The art of craft is very much alive as thousands walked through the doors of the Orange Function Centre over the weekend.

More than 3000 people attended to be inspired, to learn and to see what’s new.

Visitors saw first hand how technology has started to change traditional crafts.

Orange’s Carolyn Russell demonstrated a new sewing machine with a touch-screen interface and internet connection. Mrs Russell operates Hidden Talent in Lords Place.

“It has changed everything,” Mrs Russell said.

“It’s like the difference between using a map and a GPS (device) in a car. Anybody can use it.”

The machine’s memory banks contain thousands of stitches for sewing and embroidery and it can operate autonomously.

“It’s not just a way for young people to get into sewing, but it makes it easier for older people,” Mrs Russell said.

“I learned on a treadle sewing machine, which only sewed in straight lines or zig-zags. You had to push the pedal to make it work.

“Now, you can sew photographs which can be digitised through the machine.”

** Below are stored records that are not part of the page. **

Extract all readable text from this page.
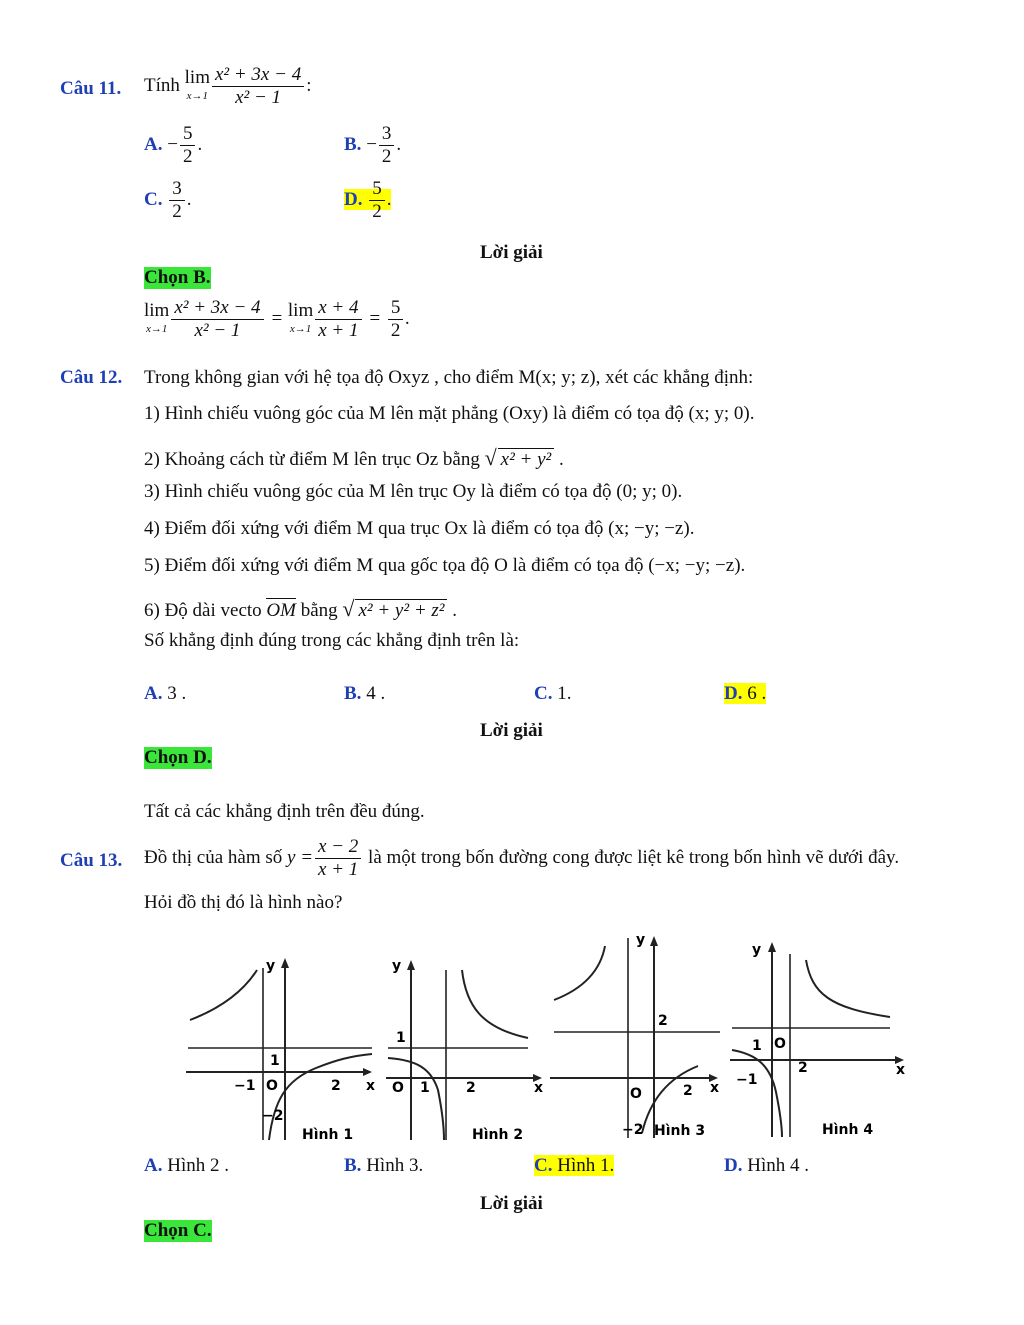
Câu 11. Tính lim
$x\to 1 \frac{\text{x² + 3x − 4}}{\text{x² − 1}}$ :
A. − $\frac{5}{2}$ .	B. − $\frac{3}{2}$ .
C. $\frac{3}{2}$ .	D. $\frac{5}{2}$ .
Lời giải
Chọn B.
lim
$x\to 1 \frac{\text{x² + 3x − 4}}{\text{x² − 1}} = \lim$
$x\to 1 \frac{x + 4}{x + 1} = \frac{5}{2}$ .
Câu 12. Trong không gian với hệ tọa độ Oxyz , cho điểm M(x; y; z), xét các khẳng định:
1) Hình chiếu vuông góc của M lên mặt phẳng (Oxy) là điểm có tọa độ (x; y; 0).
2) Khoảng cách từ điểm M lên trục Oz bằng √ x² + y² .
3) Hình chiếu vuông góc của M lên trục Oy là điểm có tọa độ (0; y; 0).
4) Điểm đối xứng với điểm M qua trục Ox là điểm có tọa độ (x; −y; −z).
5) Điểm đối xứng với điểm M qua gốc tọa độ O là điểm có tọa độ (−x; −y; −z).
6) Độ dài vecto OM bằng √ x² + y² + z² .
Số khẳng định đúng trong các khẳng định trên là:
A. 3 .	B. 4 .	C. 1.	D. 6 .
Lời giải
Chọn D.
Tất cả các khẳng định trên đều đúng.
Câu 13. Đồ thị của hàm số $y = \frac{x - 2}{x + 1}$ là một trong bốn đường cong được liệt kê trong bốn hình vẽ dưới đây.
Hỏi đồ thị đó là hình nào?
y
x
−1 O	2
1
−2
Hình 1
y
x
O 1	2
1
Hình 2
y
x
2
O	2
−2 Hình 3
y
x
1 O
−1
2
Hình 4
A. Hình 2 .	B. Hình 3.	C. Hình 1.	D. Hình 4 .
Lời giải
Chọn C.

Meanwhile, not everyone is looking for latest technological wonder, with Sydney’s Margaret Kirby encouraging visitors to take up patchwork.

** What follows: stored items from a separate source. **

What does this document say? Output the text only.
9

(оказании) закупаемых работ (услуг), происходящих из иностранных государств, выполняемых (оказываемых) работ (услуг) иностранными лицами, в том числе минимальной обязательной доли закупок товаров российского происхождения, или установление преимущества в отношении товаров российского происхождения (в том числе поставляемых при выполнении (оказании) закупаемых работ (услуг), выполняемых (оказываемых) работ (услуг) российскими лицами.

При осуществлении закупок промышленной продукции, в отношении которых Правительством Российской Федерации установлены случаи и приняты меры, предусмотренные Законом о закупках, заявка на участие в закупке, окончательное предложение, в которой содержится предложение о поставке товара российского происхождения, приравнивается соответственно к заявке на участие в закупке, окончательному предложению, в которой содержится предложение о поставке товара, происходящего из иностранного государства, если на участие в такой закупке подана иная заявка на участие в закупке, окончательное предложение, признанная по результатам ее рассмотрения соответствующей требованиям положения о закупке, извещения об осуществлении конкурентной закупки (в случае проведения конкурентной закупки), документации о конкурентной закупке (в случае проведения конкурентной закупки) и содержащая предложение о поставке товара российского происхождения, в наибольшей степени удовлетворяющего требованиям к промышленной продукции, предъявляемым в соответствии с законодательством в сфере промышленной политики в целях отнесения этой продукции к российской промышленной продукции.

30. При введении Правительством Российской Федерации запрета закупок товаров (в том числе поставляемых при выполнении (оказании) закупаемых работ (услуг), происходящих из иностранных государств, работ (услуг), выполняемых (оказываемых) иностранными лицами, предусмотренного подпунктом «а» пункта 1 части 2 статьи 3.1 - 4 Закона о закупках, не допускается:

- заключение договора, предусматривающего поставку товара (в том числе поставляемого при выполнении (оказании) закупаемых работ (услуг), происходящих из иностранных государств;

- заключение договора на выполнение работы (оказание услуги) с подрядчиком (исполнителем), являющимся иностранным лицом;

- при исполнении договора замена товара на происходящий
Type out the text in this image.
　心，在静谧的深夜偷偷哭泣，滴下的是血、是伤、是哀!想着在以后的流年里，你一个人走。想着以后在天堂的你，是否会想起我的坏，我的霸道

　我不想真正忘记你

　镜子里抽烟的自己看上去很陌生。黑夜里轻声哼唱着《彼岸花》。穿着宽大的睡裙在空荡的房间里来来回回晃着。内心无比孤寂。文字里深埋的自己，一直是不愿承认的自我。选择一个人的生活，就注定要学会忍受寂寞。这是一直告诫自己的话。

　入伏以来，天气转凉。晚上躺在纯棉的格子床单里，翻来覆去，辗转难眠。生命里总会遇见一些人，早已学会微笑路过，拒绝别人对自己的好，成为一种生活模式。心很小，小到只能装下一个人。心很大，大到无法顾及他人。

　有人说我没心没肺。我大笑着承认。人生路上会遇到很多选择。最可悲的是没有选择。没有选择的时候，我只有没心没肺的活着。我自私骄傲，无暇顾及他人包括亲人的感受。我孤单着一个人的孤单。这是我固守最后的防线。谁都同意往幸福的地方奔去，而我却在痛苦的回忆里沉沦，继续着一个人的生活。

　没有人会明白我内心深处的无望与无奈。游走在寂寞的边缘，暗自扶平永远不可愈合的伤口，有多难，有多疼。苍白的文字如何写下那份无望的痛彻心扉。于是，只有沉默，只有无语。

Mrs Kirkby operates a specialist online patchwork shop but she said people in patchwork had to work together because when a shop closed the knowledge and talent was lost.

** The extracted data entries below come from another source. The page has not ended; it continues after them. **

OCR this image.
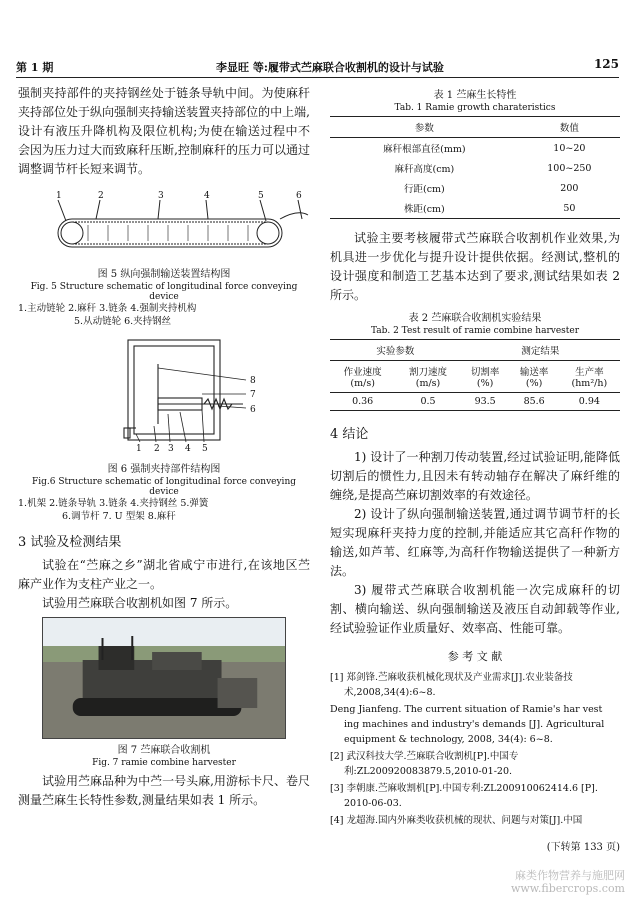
第 1 期	李显旺 等:履带式苎麻联合收割机的设计与试验	125

强制夹持部件的夹持钢丝处于链条导轨中间。为使麻秆夹持部位处于纵向强制夹持输送装置夹持部位的中上端,设计有液压升降机构及限位机构;为使在输送过程中不会因为压力过大而致麻秆压断,控制麻秆的压力可以通过调整调节杆长短来调节。

1	2	3	4	5	6

图 5 纵向强制输送装置结构图

Fig. 5 Structure schematic of longitudinal force conveying device

1.主动链轮 2.麻秆 3.链条 4.强制夹持机构

5.从动链轮 6.夹持钢丝

8
7
6
1 2 3 4 5

图 6 强制夹持部件结构图

Fig.6 Structure schematic of longitudinal force conveying device

1.机架 2.链条导轨 3.链条 4.夹持钢丝 5.弹簧

6.调节杆 7. U 型架 8.麻秆

3 试验及检测结果

试验在“苎麻之乡”湖北省咸宁市进行,在该地区苎麻产业作为支柱产业之一。

试验用苎麻联合收割机如图 7 所示。

图 7 苎麻联合收割机

Fig. 7 ramie combine harvester

试验用苎麻品种为中苎一号头麻,用游标卡尺、卷尺测量苎麻生长特性参数,测量结果如表 1 所示。

表 1 苎麻生长特性

Tab. 1 Ramie growth charateristics

参数	数值
麻秆根部直径(mm)	10~20
麻秆高度(cm)	100~250
行距(cm)	200
株距(cm)	50

试验主要考核履带式苎麻联合收割机作业效果,为机具进一步优化与提升设计提供依据。经测试,整机的设计强度和制造工艺基本达到了要求,测试结果如表 2 所示。

表 2 苎麻联合收割机实验结果

Tab. 2 Test result of ramie combine harvester

实验参数		测定结果		
作业速度
(m/s)	割刀速度
(m/s)	切割率
(%)	输送率
(%)	生产率
(hm²/h)
0.36	0.5	93.5	85.6	0.94
4 结论

1) 设计了一种割刀传动装置,经过试验证明,能降低切割后的惯性力,且因未有转动轴存在解决了麻纤维的缠绕,是提高苎麻切割效率的有效途径。

2) 设计了纵向强制输送装置,通过调节调节杆的长短实现麻秆夹持力度的控制,并能适应其它高秆作物的输送,如芦苇、红麻等,为高秆作物输送提供了一种新方法。

3) 履带式苎麻联合收割机能一次完成麻秆的切割、横向输送、纵向强制输送及液压自动卸载等作业,经试验验证作业质量好、效率高、性能可靠。

参 考 文 献

[1] 郑剑锋.苎麻收获机械化现状及产业需求[J].农业装备技术,2008,34(4):6~8.

Deng Jianfeng. The current situation of Ramie's har vest ing machines and industry's demands [J]. Agricultural equipment & technology, 2008, 34(4): 6~8.

[2] 武汉科技大学.苎麻联合收割机[P].中国专利:ZL200920083879.5,2010-01-20.

[3] 李朝康.苎麻收割机[P].中国专利:ZL200910062414.6 [P]. 2010-06-03.

[4] 龙超海.国内外麻类收获机械的现状、问题与对策[J].中国

(下转第 133 页)

麻类作物营养与施肥网
www.fibercrops.com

“We’re showcasing what people won’t get locally, we’ve all got to work together,” she said.

“No one shop could offer the entire range of what you could use. I like to think we inspire people, we encourage people to join a local patchwork group and visit their local story.

“It’s a way of life.”

Craft Alive event co-ordinator Tess Gutnecht said the event had the largest number of workshop participants ever, with 20 people in 12 classes each day.

“People are very keen to get hands on,” Ms Gutnecht said.

“We’re finding with the generation gap grandparents and grandchildren are arriving and inspiring people under the age of 20 are getting involved with traditional crafts.”

She said several visitors committed to making quilts for Quilts of Hope, which are then donated to children diagnosed with cancer.